Maine Divorce Rights

A petitioner who seeks divorce in the state of Maine has to fulfill some primary conditions. The person filing the case has to be a resident of the state for at least six months. According to the revised statutes of Maine, title 19 A section 901, few more conditions to be fulfilled by the petitioner are: two parties seeking divorce were married in the Maine, the defendant is also a resident of the state, when the divorce was sought both the parties were resident of the state.

Maine divorce law maintains that there are some legal grounds on the basis of which a person can seek divorce. Some of these grounds are enumerated as follows. When it is understood that the marriage has been broken down irreconcilably, when either of the parties is found to be indulging in adultery, when partner is found to be impotent, when spouses have been living separately for a continuous period of three years. Habitual drunkenness, mental illness and an abusive treatment of the spouse is also discussed under the same ground.

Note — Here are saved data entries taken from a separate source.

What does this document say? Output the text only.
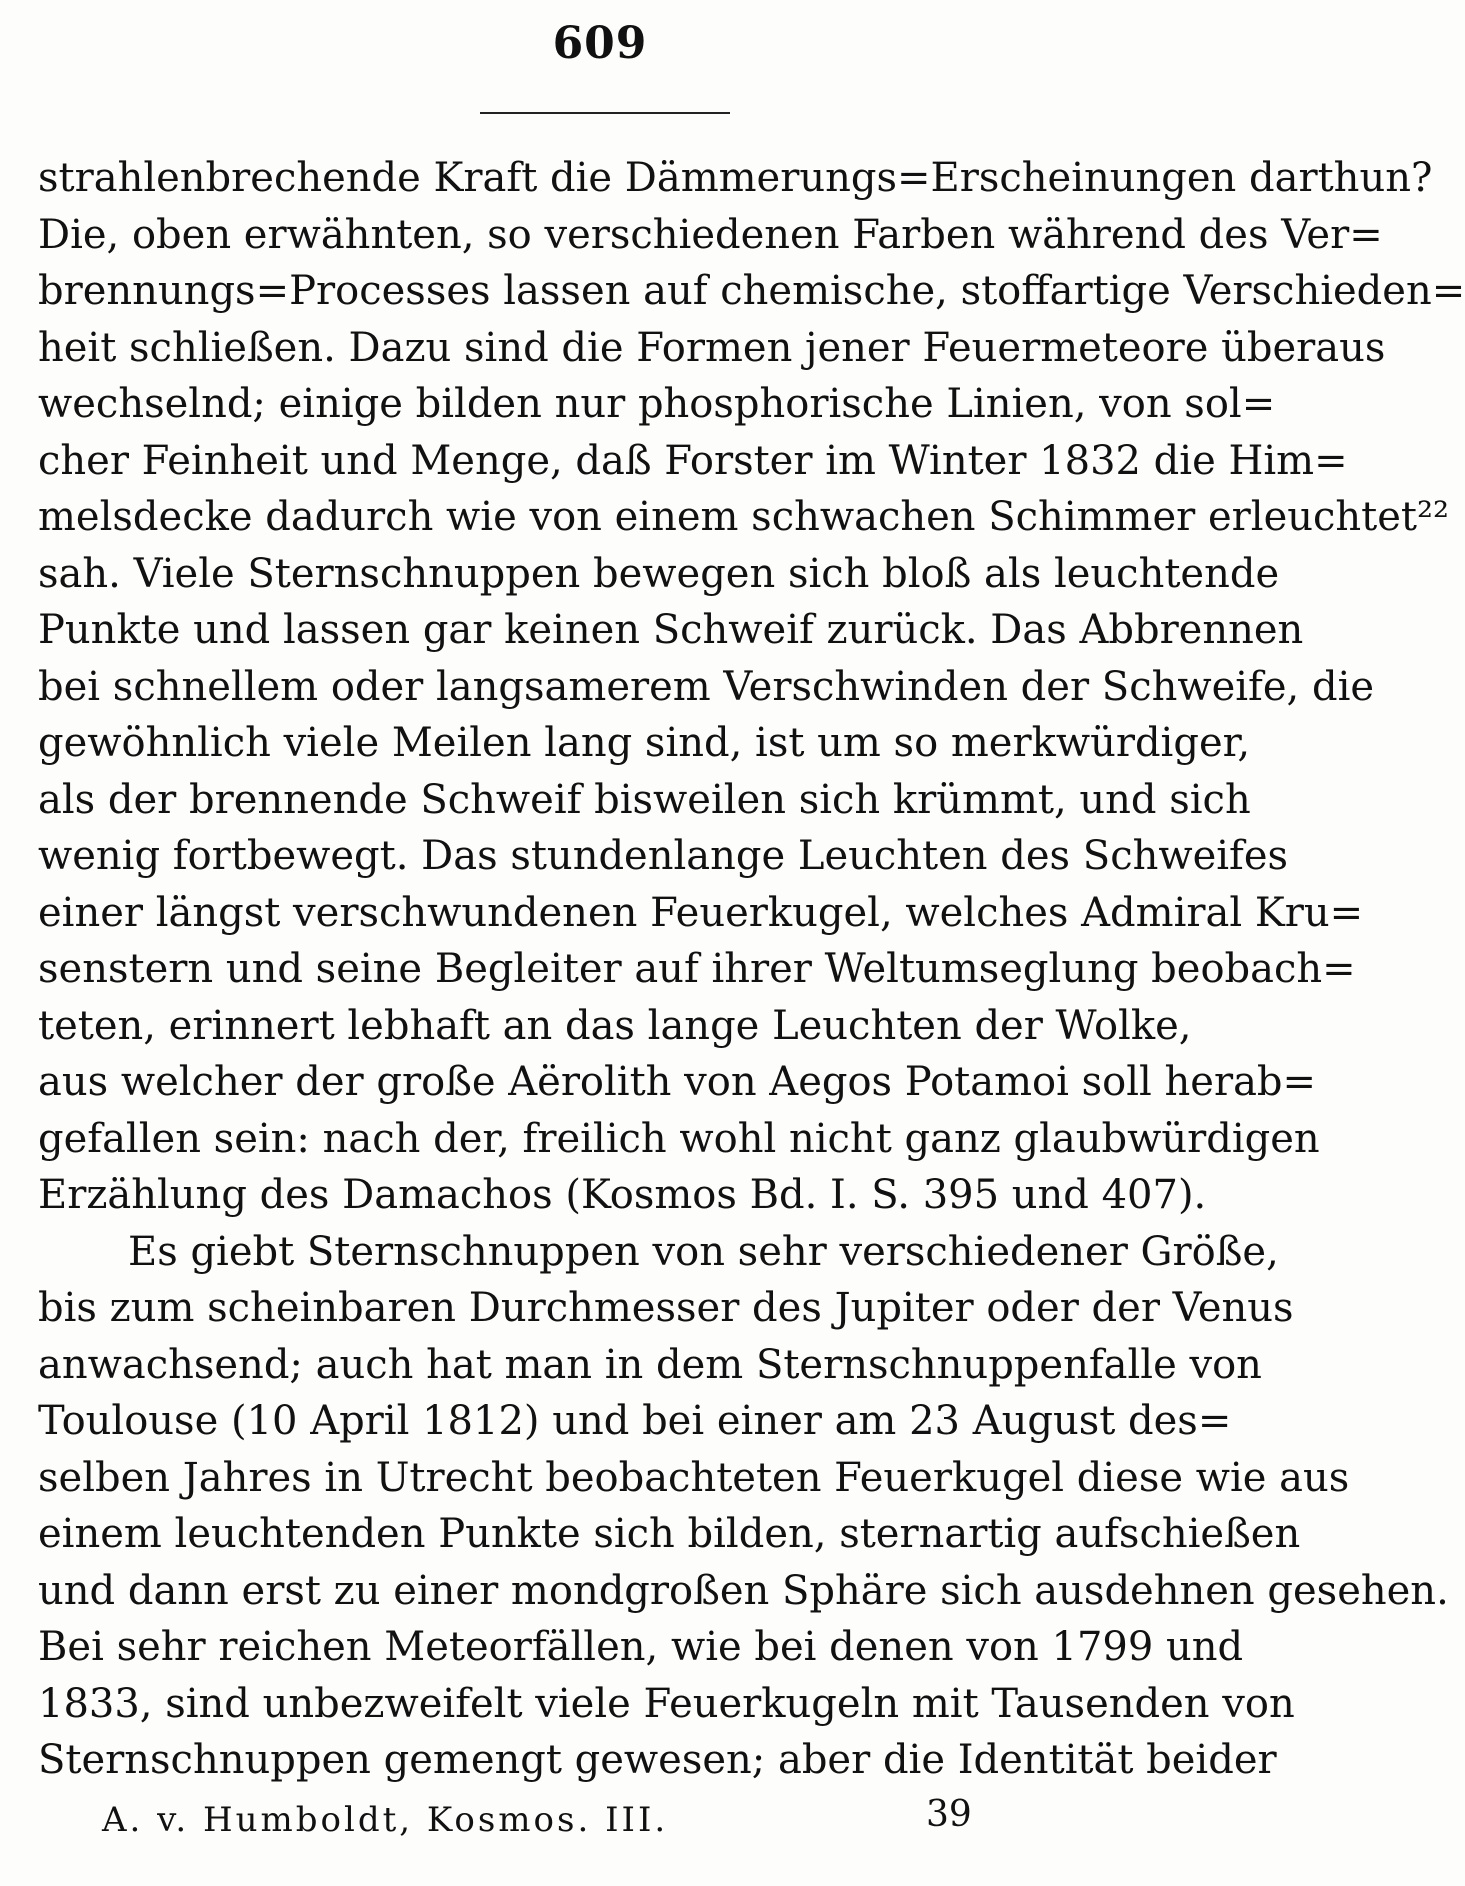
609
strahlenbrechende Kraft die Dämmerungs=Erscheinungen darthun?
Die, oben erwähnten, so verschiedenen Farben während des Ver=
brennungs=Processes lassen auf chemische, stoffartige Verschieden=
heit schließen. Dazu sind die Formen jener Feuermeteore überaus
wechselnd; einige bilden nur phosphorische Linien, von sol=
cher Feinheit und Menge, daß Forster im Winter 1832 die Him=
melsdecke dadurch wie von einem schwachen Schimmer erleuchtet²²
sah. Viele Sternschnuppen bewegen sich bloß als leuchtende
Punkte und lassen gar keinen Schweif zurück. Das Abbrennen
bei schnellem oder langsamerem Verschwinden der Schweife, die
gewöhnlich viele Meilen lang sind, ist um so merkwürdiger,
als der brennende Schweif bisweilen sich krümmt, und sich
wenig fortbewegt. Das stundenlange Leuchten des Schweifes
einer längst verschwundenen Feuerkugel, welches Admiral Kru=
senstern und seine Begleiter auf ihrer Weltumseglung beobach=
teten, erinnert lebhaft an das lange Leuchten der Wolke,
aus welcher der große Aërolith von Aegos Potamoi soll herab=
gefallen sein: nach der, freilich wohl nicht ganz glaubwürdigen
Erzählung des Damachos (Kosmos Bd. I. S. 395 und 407).
Es giebt Sternschnuppen von sehr verschiedener Größe,
bis zum scheinbaren Durchmesser des Jupiter oder der Venus
anwachsend; auch hat man in dem Sternschnuppenfalle von
Toulouse (10 April 1812) und bei einer am 23 August des=
selben Jahres in Utrecht beobachteten Feuerkugel diese wie aus
einem leuchtenden Punkte sich bilden, sternartig aufschießen
und dann erst zu einer mondgroßen Sphäre sich ausdehnen gesehen.
Bei sehr reichen Meteorfällen, wie bei denen von 1799 und
1833, sind unbezweifelt viele Feuerkugeln mit Tausenden von
Sternschnuppen gemengt gewesen; aber die Identität beider
A. v. Humboldt, Kosmos. III.	39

According to title 19 A, section 905 of the revised statutes of Maine, the court can ask a special department to inquire into the circumstances and the conditions of the child, when the child under consideration is minor. Because of the involvement of the minor child, the court may also ask the parties to undergo a mediation and counseling program in which the ill effects of divorce would be discussed with both the parties.

The appropriate distribution of property is considered to be a very important issue in any case of divorce. The distribution of property between the spouses also affects the spousal support and the child custody. Maine, being an equitable distribution state, in all its cases, divides the property acquired by the parties during marriage in a fair manner. The contribution of spouses in the property acquired, economic conditions of each spouse, value of property are some of the factors which affect the decision of the court.

The alimony support or the spousal support after marriage could be decided by the court after taking into account some of the following measures. As per the rebuttable presumption (which means that a particular fact is considered as a “fact” because it has been proven with an evidence in a court or in front of a jury) , the spousal support can not be awarded if the parties in the case have not been married for a period of ten years. The period will be considered from the date of filing the case. According to rebuttable presumption, spousal support is not awarded for half the length of the marital relationship.

Maine divorce laws provide for a transitional support to the spouse which would include a short term financial arrangement provided for the period soon after the divorce. The court in Maine can also provide for Reimbursement support, Interim support and Nominal support.